It still could take years for construction to get rolling if state lawmakers manage to lift Wisconsin’s moratorium on nuclear development.
“Frankly, I don’t see it happening anytime soon,” said Todd Stuart, executive director of the Wisconsin Industrial Energy Group. “The utilities here are pretty small in comparison to some of the national ones, and it will probably take an outside investor to build a new one.”
Outside investors are not clamoring to get into Wisconsin, either. With the costs of nuclear plant construction so high and the permit process so lengthy in several states, most utilities focus on one project for several years, said Judy Rader, spokeswoman for Chicago-based Exelon Corp.
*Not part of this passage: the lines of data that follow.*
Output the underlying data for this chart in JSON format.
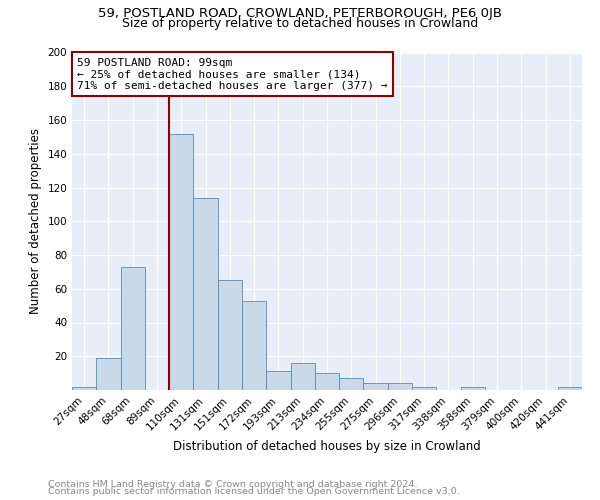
{
  "title": "59, POSTLAND ROAD, CROWLAND, PETERBOROUGH, PE6 0JB",
  "subtitle": "Size of property relative to detached houses in Crowland",
  "xlabel": "Distribution of detached houses by size in Crowland",
  "ylabel": "Number of detached properties",
  "bar_labels": [
    "27sqm",
    "48sqm",
    "68sqm",
    "89sqm",
    "110sqm",
    "131sqm",
    "151sqm",
    "172sqm",
    "193sqm",
    "213sqm",
    "234sqm",
    "255sqm",
    "275sqm",
    "296sqm",
    "317sqm",
    "338sqm",
    "358sqm",
    "379sqm",
    "400sqm",
    "420sqm",
    "441sqm"
  ],
  "bar_values": [
    2,
    19,
    73,
    0,
    152,
    114,
    65,
    53,
    11,
    16,
    10,
    7,
    4,
    4,
    2,
    0,
    2,
    0,
    0,
    0,
    2
  ],
  "bar_color": "#c9d9e8",
  "bar_edge_color": "#5a8ab5",
  "bg_color": "#e8eef7",
  "vline_color": "#8b0000",
  "annotation_text": "59 POSTLAND ROAD: 99sqm\n← 25% of detached houses are smaller (134)\n71% of semi-detached houses are larger (377) →",
  "annotation_box_edge": "#8b0000",
  "ylim": [
    0,
    200
  ],
  "yticks": [
    0,
    20,
    40,
    60,
    80,
    100,
    120,
    140,
    160,
    180,
    200
  ],
  "footer_line1": "Contains HM Land Registry data © Crown copyright and database right 2024.",
  "footer_line2": "Contains public sector information licensed under the Open Government Licence v3.0.",
  "title_fontsize": 9.5,
  "subtitle_fontsize": 9,
  "axis_label_fontsize": 8.5,
  "tick_fontsize": 7.5,
  "annotation_fontsize": 8,
  "footer_fontsize": 6.8
}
Exelon is exploring the possibility of building a nuclear plant in Victoria, Texas, but Rader said the company is still in early stages and not considering other projects.
“We’re not looking at building a plant in Wisconsin,” she said.
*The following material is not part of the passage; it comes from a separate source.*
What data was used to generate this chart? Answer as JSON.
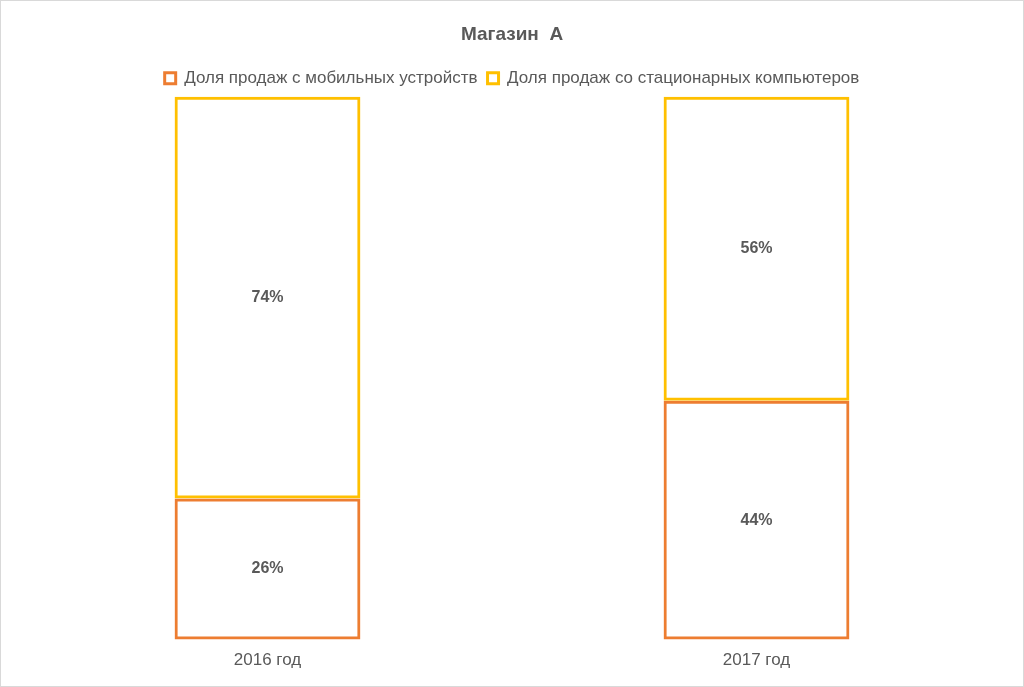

Nevertheless, lawmakers will take another crack at lifting the moratorium this fall.
State Rep. Jim Ott, R-Mequon, said if other lawmakers do not draft a bill, he will do it himself.
“If you want to talk about a benefit to the construction industry and not putting a big burden on ratepayers, then it’s time to talk about returning to nuclear energy,” he said.
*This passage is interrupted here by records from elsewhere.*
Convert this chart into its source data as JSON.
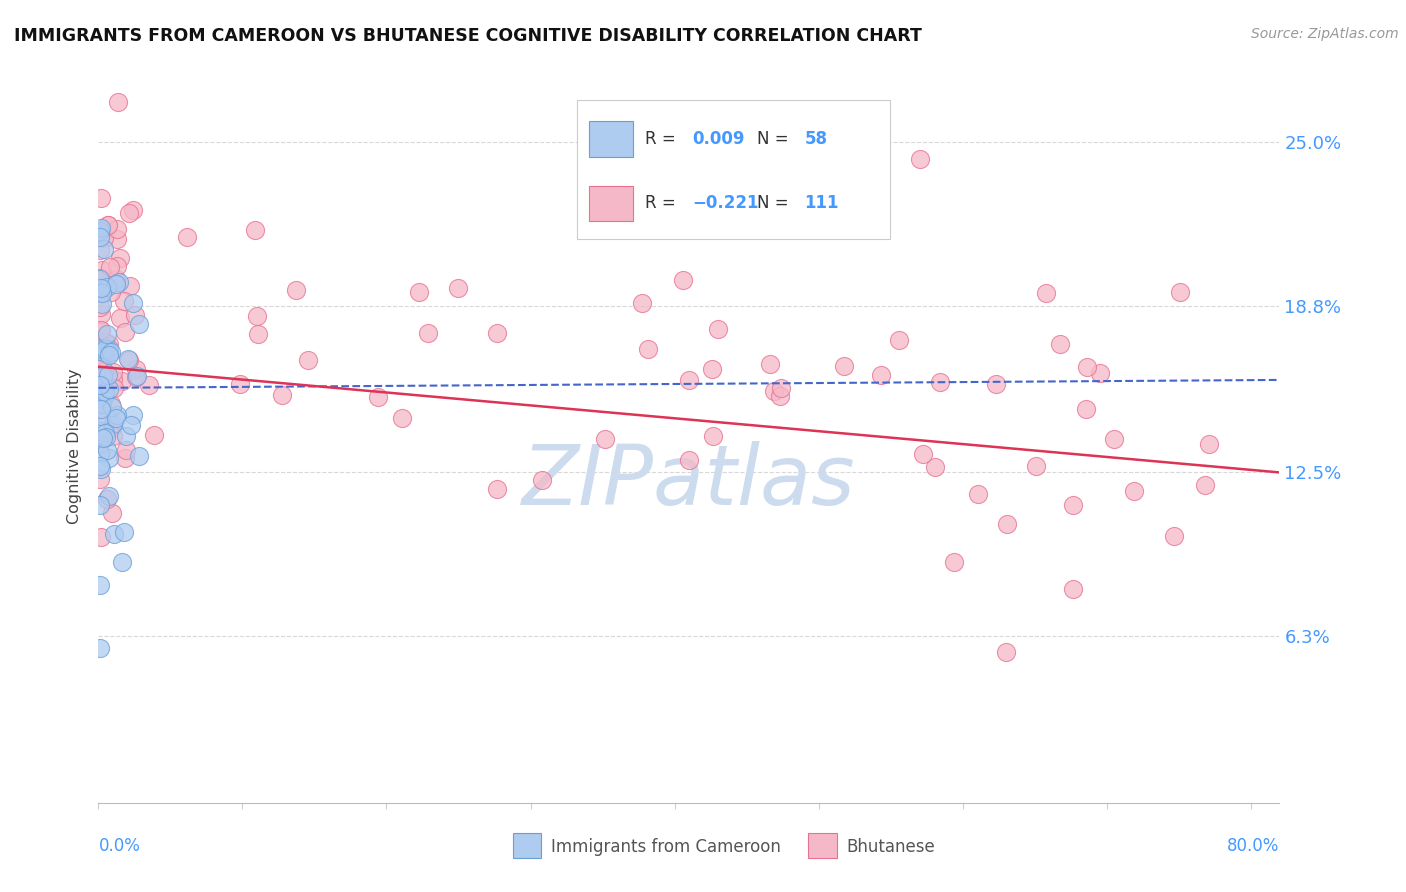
{
  "title": "IMMIGRANTS FROM CAMEROON VS BHUTANESE COGNITIVE DISABILITY CORRELATION CHART",
  "source": "Source: ZipAtlas.com",
  "ylabel": "Cognitive Disability",
  "ytick_labels": [
    "6.3%",
    "12.5%",
    "18.8%",
    "25.0%"
  ],
  "ytick_values": [
    0.063,
    0.125,
    0.188,
    0.25
  ],
  "xlim": [
    0.0,
    0.82
  ],
  "ylim": [
    0.0,
    0.27
  ],
  "color_cameroon": "#aecbf0",
  "color_bhutanese": "#f5b8c8",
  "color_cameroon_edge": "#6a9fd8",
  "color_bhutanese_edge": "#e87090",
  "color_line_cameroon": "#4466cc",
  "color_line_bhutanese": "#dd3355",
  "watermark_color": "#ccdcee",
  "background_color": "#ffffff",
  "grid_color": "#d8d8d8",
  "cam_trend_x0": 0.0,
  "cam_trend_x1": 0.82,
  "cam_trend_y0": 0.157,
  "cam_trend_y1": 0.16,
  "bhu_trend_x0": 0.0,
  "bhu_trend_x1": 0.82,
  "bhu_trend_y0": 0.165,
  "bhu_trend_y1": 0.125
}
But Ott might not need to write the bill. A proposal to repeal the moratorium might end up in a bill based on recommendations from the Governor’s Task Force on Global Warming. Although the task force did not recommend immediate construction of new power plants, members of the group said the state’s position against nuclear development needs reconsideration.
State Sen. Jeff Plale, D-South Milwaukee, is one of the lawmakers working on the task force recommendations bill. He said nothing in the bill is locked, but the authors are discussing nuclear power in Wisconsin.
“It doesn’t serve anyone well to cover their eyes and say they’re invisible,” Plale said. “The technology has drastically improved from where it was 10 years ago, and there’s a lot less discussion about negative impacts.”
The real downside for most opponents is a nuclear plant’s price tag, which can range from $5 billion to $8 billion.
Charlie Higley, executive director of the Citizens Utility Board of Wisconsin, said cost is the chief reason his group opposes nuclear power.
However, CUB finds itself in an interesting position because Higley was a member of the global warming task force. If a bill is put forward that mirrors the task force’s recommendations — including a modification of the state’s limits on nuclear development — he said CUB would support the bill.
But if the nuclear moratorium is handled in a standalone bill, he said, CUB would oppose.
“We’d be agreeing to a lot of other things in a bill that mirrors the recommendations,” Higley said. “But as always, the devil’s in the details.”
Although Ott said new plants could provide many new jobs for Wisconsin workers, he also conceded the state’s approvals process could separate a repeal of the moratorium and construction by 10 years.
Plale agreed, but said all options need to be on the table.
“The dominating concern with a lot of these recommendations is cost,” he said. “Great ideas are great ideas, but we need to be able to make them work.
“But if we’re talking about reducing emissions, nuclear needs to at least be part of the discussion.”